Thich Nhat Hanh, of Plum Village Monastery is a Zen Master and lifetime practitioner and teacher of mindfulness practices.  His teachings explain that when we practice mindfulness, we are practicing mindfulness of something.  We can be mindful of sounds, sights, sensations, feelings, breathing and more.  One of the most common and introductory practices in mindfulness meditation is mindful breathing.  Another way to say this would be mindfulness of the breath.  We can use guided meditations to help us practice mindfulness of the breath.

The breath is always with us.  It was with us when we were born and it has been with us in every moment since.  For this reason, the breath can always be used as an object of our mindfulness meditation practice.  This makes watching the breath a common tool in many different schools of meditation.  If someone’s first lesson in meditation was to bring mindfulness to the sound of passing cars, they would not be able to practice this meditation unless they are an area where cars were passing.  Mindful breathing, however, is available to us no matter where we are, no matter what time it is.  The breath is accessible to every living being, which makes it a powerful connecting link between all students of meditation.

The Art Of Mindful Breathing

There are 10 day silent retreats where the students are asked to focus on nothing but their breath for the first three full days of the course.  It is common for a meditation student to become frustrated while practicing mindful breathing.  They might be expecting something to happen as a result of them breathing mindfully.  However, the true art of mindful breathing is when we learn to watch the breath without expecting anything to happen as a result.  The real mindful breathing begins when we are able to watch the breath the way we would watch a sunset, without expecting anything from it.  The art of meditation is to enjoy the breath as it occurs, without trying to manipulate it.
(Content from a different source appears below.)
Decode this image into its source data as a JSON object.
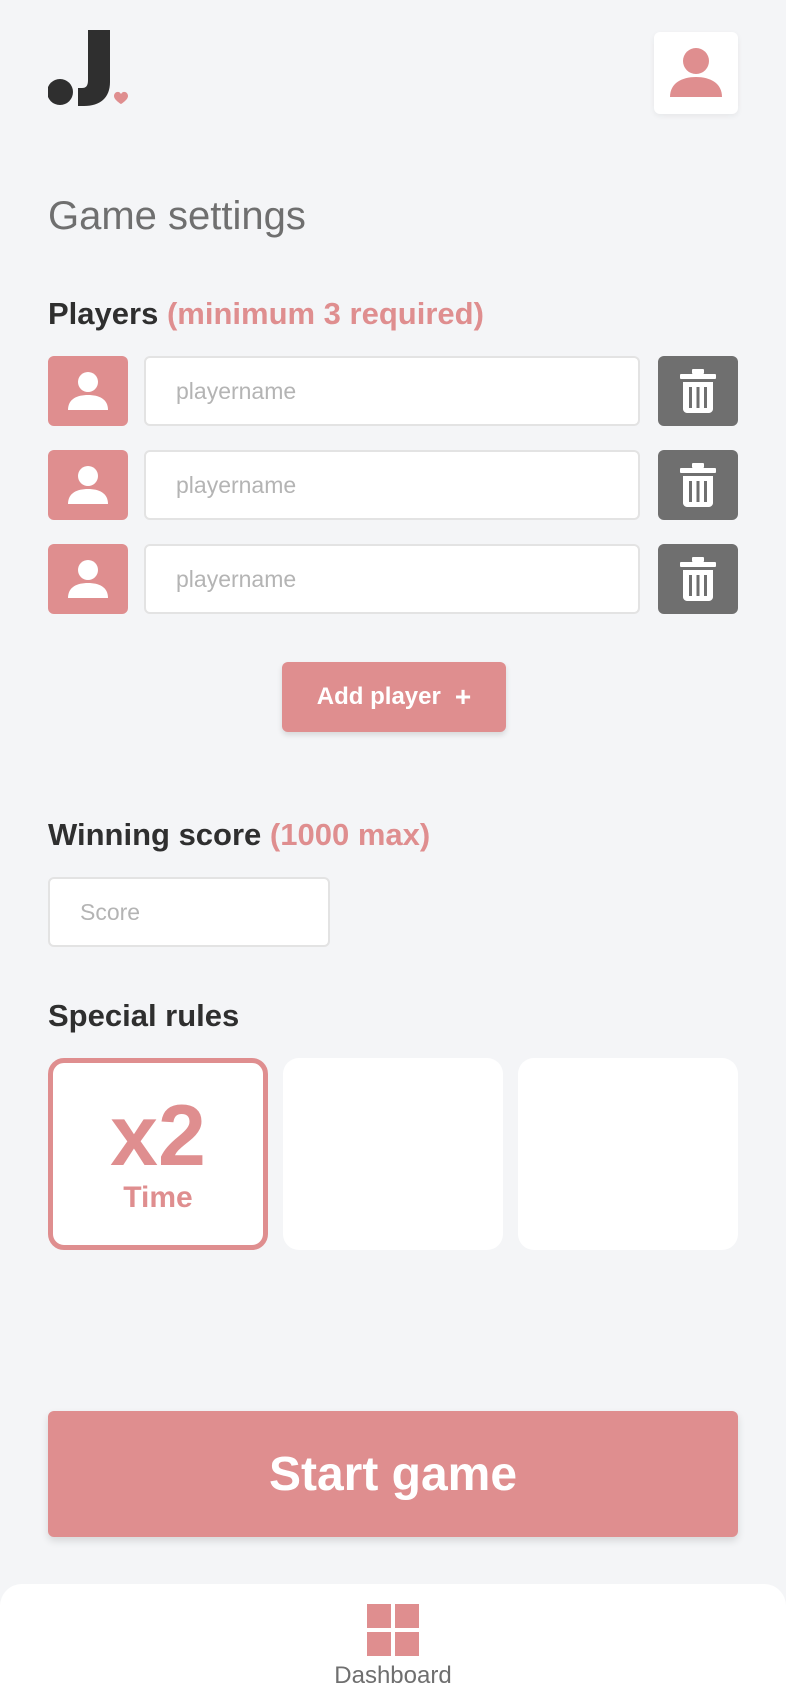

There are two types of people who practice guitar.  One type are those who practice because they think they should be practicing.  The other type are those who can’t walk by the guitar without picking it up, because they love to make music.  We can look at mindful breathing the same way.  There are two ways to practice.  We can practice because we think we should, or we can learn to love the practice itself and enjoy it.  In this way, mindful breathing becomes much more enjoyable and sustainable.